Critiques of ‘public ethics’ need to take these features into account. He discusses the way in which a key concept in the Nuffield Council’s Public Health: Ethical Issues report, ‘stewardship’, has been examined and criticised by academics (including fellow HEAL member John Coggon in both his seminal book What Makes Health Public? and articles in the Journal of Medical Ethics and the Northern Ireland Legal Quarterly). Jonathan contends that the approach taken in the report is both explicable and defensible when seen as an exercise in public ethics, even though it may be more difficult to defend as an academic position. Criticism needs also to be sensitive to the fact that pronouncements on ‘public ethics’ are an exercise in persuasion whose audience is not academics. This may excuse the use of familiar but imperfect paradigms for analysis and a degree of compromise between committee members. It does not justify incoherent arguments.

Jonathan goes on to argue that there are some specific issues which present a greater challenge for ‘public ethics’ than for personal academic contributions. He suggests that greater attention must be paid to the difficulties for ‘public ethics’ of dealing with public opinion and seeks to explain how the Organ Donation Taskforce took into account public views it thought were based on flawed assumptions. He examines how bodies charged with considering ‘public ethics’ should address controversies where lay and professional understandings of what counts as evidence diverge. He also considers the implications of the contingencies of the socio-political contexts for ‘public ethics’ for analysis based on comparative work (both over time and between countries). This is a commonly used approach, but fraught with difficulties.
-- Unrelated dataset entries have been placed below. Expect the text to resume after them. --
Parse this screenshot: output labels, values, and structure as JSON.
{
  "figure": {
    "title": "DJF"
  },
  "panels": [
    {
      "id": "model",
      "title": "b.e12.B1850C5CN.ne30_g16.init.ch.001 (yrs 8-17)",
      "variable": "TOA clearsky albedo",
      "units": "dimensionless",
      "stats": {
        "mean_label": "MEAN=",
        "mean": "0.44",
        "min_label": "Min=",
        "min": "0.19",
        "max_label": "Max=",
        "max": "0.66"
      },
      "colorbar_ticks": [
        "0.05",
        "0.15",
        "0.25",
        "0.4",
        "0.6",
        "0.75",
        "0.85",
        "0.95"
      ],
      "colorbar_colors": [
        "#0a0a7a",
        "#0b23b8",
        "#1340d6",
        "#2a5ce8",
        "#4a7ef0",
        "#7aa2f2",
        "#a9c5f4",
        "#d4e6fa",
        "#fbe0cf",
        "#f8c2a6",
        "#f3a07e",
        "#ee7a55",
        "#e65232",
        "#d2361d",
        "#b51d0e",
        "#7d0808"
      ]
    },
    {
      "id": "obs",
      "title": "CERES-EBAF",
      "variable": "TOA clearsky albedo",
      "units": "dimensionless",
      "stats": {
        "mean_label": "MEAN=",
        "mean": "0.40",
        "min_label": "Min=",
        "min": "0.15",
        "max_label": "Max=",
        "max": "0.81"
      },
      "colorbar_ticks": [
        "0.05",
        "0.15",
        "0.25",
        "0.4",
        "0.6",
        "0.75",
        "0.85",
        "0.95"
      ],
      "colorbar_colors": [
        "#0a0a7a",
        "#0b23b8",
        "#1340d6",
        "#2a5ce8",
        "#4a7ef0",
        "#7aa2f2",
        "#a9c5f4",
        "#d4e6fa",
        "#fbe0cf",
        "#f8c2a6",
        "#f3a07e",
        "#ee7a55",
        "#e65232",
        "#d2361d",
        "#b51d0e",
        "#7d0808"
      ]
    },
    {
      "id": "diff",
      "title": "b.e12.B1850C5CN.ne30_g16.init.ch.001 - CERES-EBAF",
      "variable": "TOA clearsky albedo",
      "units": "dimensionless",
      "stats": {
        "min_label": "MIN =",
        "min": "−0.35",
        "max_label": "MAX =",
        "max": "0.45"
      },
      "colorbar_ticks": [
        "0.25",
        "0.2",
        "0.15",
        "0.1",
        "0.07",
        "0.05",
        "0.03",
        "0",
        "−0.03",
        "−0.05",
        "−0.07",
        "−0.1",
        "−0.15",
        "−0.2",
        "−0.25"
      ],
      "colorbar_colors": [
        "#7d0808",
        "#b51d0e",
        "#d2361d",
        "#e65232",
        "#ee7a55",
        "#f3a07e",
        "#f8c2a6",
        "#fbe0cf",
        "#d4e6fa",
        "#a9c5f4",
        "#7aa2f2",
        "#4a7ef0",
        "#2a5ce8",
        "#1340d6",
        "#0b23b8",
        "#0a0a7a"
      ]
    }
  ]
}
John Coggon on Elective Ventilation for Organ Donation: Law, Policy, and Public Ethics

In 2012, Human tissue on December 5, 2012 at 7:59 am

Our most recent HEAL event was a fascinating seminar with John Coggon speaking on Elective Ventilation for Organ Donation: Law, Policy, and Public Ethics. His paper drew on an article accepted by the Journal of Medical Ethics (forthcoming); abstract kindly provided below.

 

Abstract This paper examines questions concerning elective ventilation, contextualised within English law and policy. It presents the general debate with reference both to the Exeter Protocol on elective ventilation, and the considerable developments in legal principle since the time that that protocol was declared to be unlawful. I distinguish different aspects of what might be labelled elective ventilation policies under the following four headings: ‘basic elective ventilation’; ‘epistemically complex elective ventilation’; ‘practically complex elective ventilation’; and ‘epistemically and practically complex elective ventilation’. I give a legal analysis of each. In concluding remarks on their potential practical viability, I emphasise the importance not just of ascertaining the legal and ethical acceptability of these and other forms of elective ventilation, but also of assessing their professional and political acceptability. This importance relates both to the successful implementation of the individual practices, and to guarding against possible harmful effects in the wider efforts to increase the rates of posthumous organ donation.